In reality, when I invite my friends round, we drink wine, eat chips and play increasingly obscure games of Shag, Marry, Kill (the round where I had to choose between Robert Peston, John Simpson and Andrew Marr was particularly tricky). The bags of hand-plucked white tea and rosebud strewn black tea stay in their caddy, unwanted and ignored. When I do remember to drink tea, it’s a tan-tights stew of builders brew made with papery bags and a splash of milk that has to be suspiciously sniffed before being poured.

But I’m trying to make my way up Tea Mountain and drink it down to size. My bleary mornings are now sluiced with sencha tea from Japan, jasmine tea from China and, weirdly but not unpleasantly, gingerbread flavoured red bush tea from God Knows Where. And none of these teas need milk. Which means the milk sniffing is now 100 times more likely to result in gagging and retching.

Hence the sour milk. And even more hence, the sour milk, chocolate and ginger cake. It’s a solid little cake hewn from lumpen milk and the ends of bags of flour and jars of ginger. If I’d had some dark chocolate tucked away in the cupboard I would’ve chopped it up and added it with the ginger.

The cooking time is approximate because my oven can, at best, be described as capricious. At worst I’d say it’s just plain broken and I’m hopeful that one day soon I’ll have an oven that doesn’t pick temperatures on a whim and occasionally swing the door open when my back is turned. Still, the cake came out baked and if I can make a cake out of spoiled dairy in a creaking heap of an oven, then I’m sure you can too.

Sour milk chocolate ginger cake 2

Sour milk, chocolate and ginger cake
Serves 8

60g butter, melted, plus extra for greasing
200g self raising flour
25g cocoa
1 tsp ground ginger
1 tsp ground cinnamon
1 tsp bicarbonate of soda
125g soft light brown sugar
60g stem ginger in syrup, drained and chopped
2 medium eggs, beaten
300ml sour milk (or buttermilk if you haven’t been slatternly enough to let a load of milk go sour)

Preheat the oven to gas mark/180°C/fan oven 160°C. Grease a 20cm square cake tin and line the base with milk.
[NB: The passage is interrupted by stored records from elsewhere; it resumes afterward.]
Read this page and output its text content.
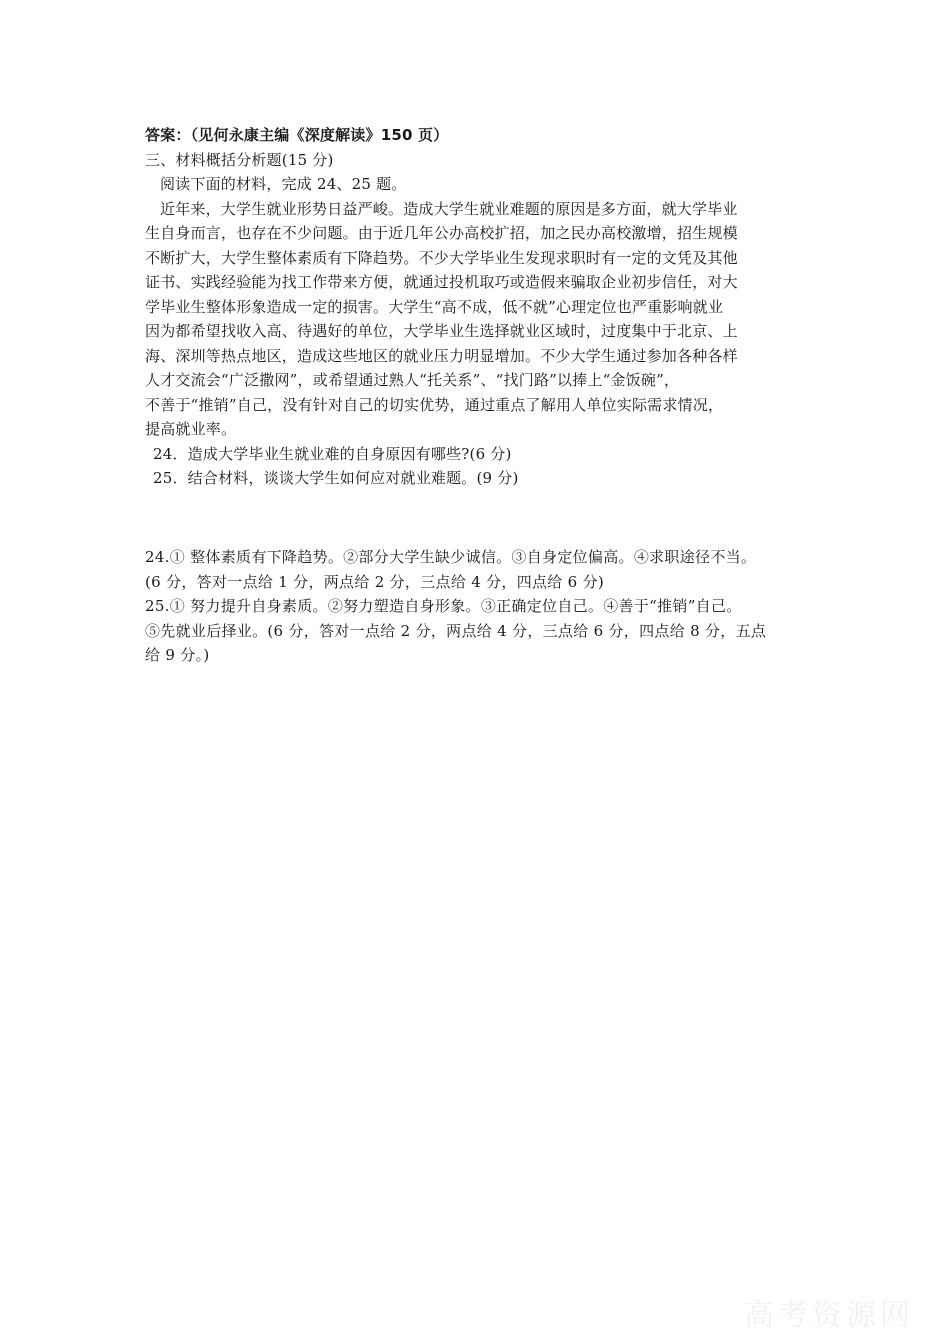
答案：（见何永康主编《深度解读》150 页）
三、材料概括分析题(15 分)
阅读下面的材料，完成 24、25 题。
近年来，大学生就业形势日益严峻。造成大学生就业难题的原因是多方面，就大学毕业
生自身而言，也存在不少问题。由于近几年公办高校扩招，加之民办高校激增，招生规模
不断扩大，大学生整体素质有下降趋势。不少大学毕业生发现求职时有一定的文凭及其他
证书、实践经验能为找工作带来方便，就通过投机取巧或造假来骗取企业初步信任，对大
学毕业生整体形象造成一定的损害。大学生“高不成，低不就”心理定位也严重影响就业
因为都希望找收入高、待遇好的单位，大学毕业生选择就业区域时，过度集中于北京、上
海、深圳等热点地区，造成这些地区的就业压力明显增加。不少大学生通过参加各种各样
人才交流会“广泛撒网”，或希望通过熟人“托关系”、“找门路”以捧上“金饭碗”，
不善于“推销”自己，没有针对自己的切实优势，通过重点了解用人单位实际需求情况，
提高就业率。
24．造成大学毕业生就业难的自身原因有哪些?(6 分)
25．结合材料，谈谈大学生如何应对就业难题。(9 分)
24.① 整体素质有下降趋势。②部分大学生缺少诚信。③自身定位偏高。④求职途径不当。
(6 分，答对一点给 1 分，两点给 2 分，三点给 4 分，四点给 6 分)
25.① 努力提升自身素质。②努力塑造自身形象。③正确定位自己。④善于“推销”自己。
⑤先就业后择业。(6 分，答对一点给 2 分，两点给 4 分，三点给 6 分，四点给 8 分，五点
给 9 分。)
高考资源网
Set aside.

Sift the flour, cocoa powder, spice, bicarbonate of soda and a pinch of salt into a large mixing bowl. Stir in the sugar and stem ginger.

Beat the eggs and sour milk together and then stir them into the dry ingredients to combine. Scrape the batter into the cake tin and bake for around 30 minutes or until a skewer inserted into the cake comes out clean.